Cyberattaque : les hackers de « Lockbit 2.0 » menacent de dévoiler des données du ministère de la Justice
Les hackers du groupe cybercriminel « Lockbit 2.0 » ont revendiqué jeudi (27 janvier) avoir piraté le ministère de la Justice. Ils laissent à la chancellerie jusqu'au 10 février prochain pour payer une rançon, sans quoi les données dérobées seront publiées.
Les hackers du groupe cybercriminel « Lockbit 2.0 » ont revendiqué jeudi (27 janvier) avoir piraté le ministère de la Justice. Ils laissent à la chancellerie jusqu’au 10 février prochain pour payer une rançon, sans quoi les données dérobées seront publiées.

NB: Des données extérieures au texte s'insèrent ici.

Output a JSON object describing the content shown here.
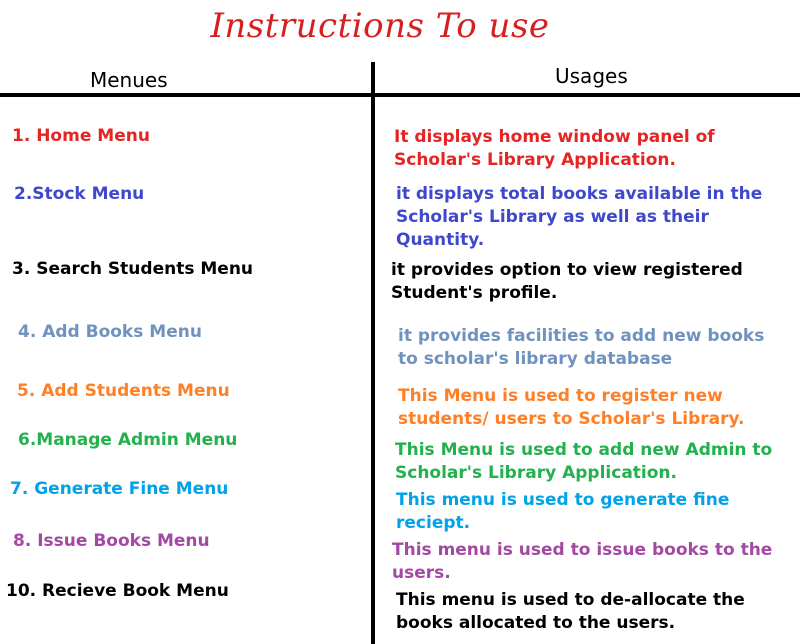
{
  "title": "Instructions To use",
  "headers": {
    "menus": "Menues",
    "usages": "Usages"
  },
  "rows": [
    {
      "menu": "1. Home Menu",
      "usage": "It displays home window panel of Scholar's Library Application.",
      "color": "#e52424"
    },
    {
      "menu": "2.Stock Menu",
      "usage": "it displays total books available in the Scholar's Library as well as their Quantity.",
      "color": "#3f48cc"
    },
    {
      "menu": "3. Search Students Menu",
      "usage": "it provides option to view registered Student's profile.",
      "color": "#000000"
    },
    {
      "menu": "4. Add Books Menu",
      "usage": "it provides facilities to add new books to scholar's library database",
      "color": "#7092be"
    },
    {
      "menu": "5. Add Students Menu",
      "usage": "This Menu is used to register new students/ users to Scholar's Library.",
      "color": "#ff7f27"
    },
    {
      "menu": "6.Manage Admin Menu",
      "usage": "This Menu is used to add new Admin to Scholar's Library Application.",
      "color": "#22b14c"
    },
    {
      "menu": "7. Generate Fine Menu",
      "usage": "This menu is used to  generate fine reciept.",
      "color": "#00a2e8"
    },
    {
      "menu": "8. Issue Books Menu",
      "usage": "This menu is used to issue books to the users.",
      "color": "#a349a4"
    },
    {
      "menu": "10. Recieve Book Menu",
      "usage": "This menu is used to de-allocate the books allocated to the users.",
      "color": "#000000"
    }
  ]
}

9 859 fichiers seraient prêts à être massivement diffusés à en croire le blog des hackers du groupe « Lockbit 2.0 », sur lequel on peut voir un compte à retours défiler avant la publication de ces données, annoncée le 10 février prochain.
Si le ministère de la Justice s’est contenté d’indiquer à la presse qu’il s’était « immédiatement organisé pour procéder aux vérifications nécessaires, en lien avec les services compétents dans ce domaine », Emile Marzolf, journaliste chez Acteurs publics, a ensuite précisé sur son compte Twitter que cette cyberattaque lui avait été « confirmée de source interne au ministère ».
Des traces techniques d’intrusion auraient été détectées par les services du ministère, mais l’ampleur de l’attaque, la nature des documents dérobés et le montant de la rançon restent pour l’heure inconnus.
En parallèle, « Lockbit 2.0 » a revendiqué une attaque similaire visant les services de la mairie de Saint-Cloud, située dans la périphérie de Paris. Le maire de la ville a d’ores et déjà annoncé qu’il ne paierait pas la rançon, tout en indiquant que les hackers n’avaient pas encore essayé d’entrer en contact avec lui, rapporte Le Parisien.
Sollicitée par EURACTIV, l’Agence nationale de la sécurité des systèmes d’information (ANSSI) n’était pas disponible au moment de la publication.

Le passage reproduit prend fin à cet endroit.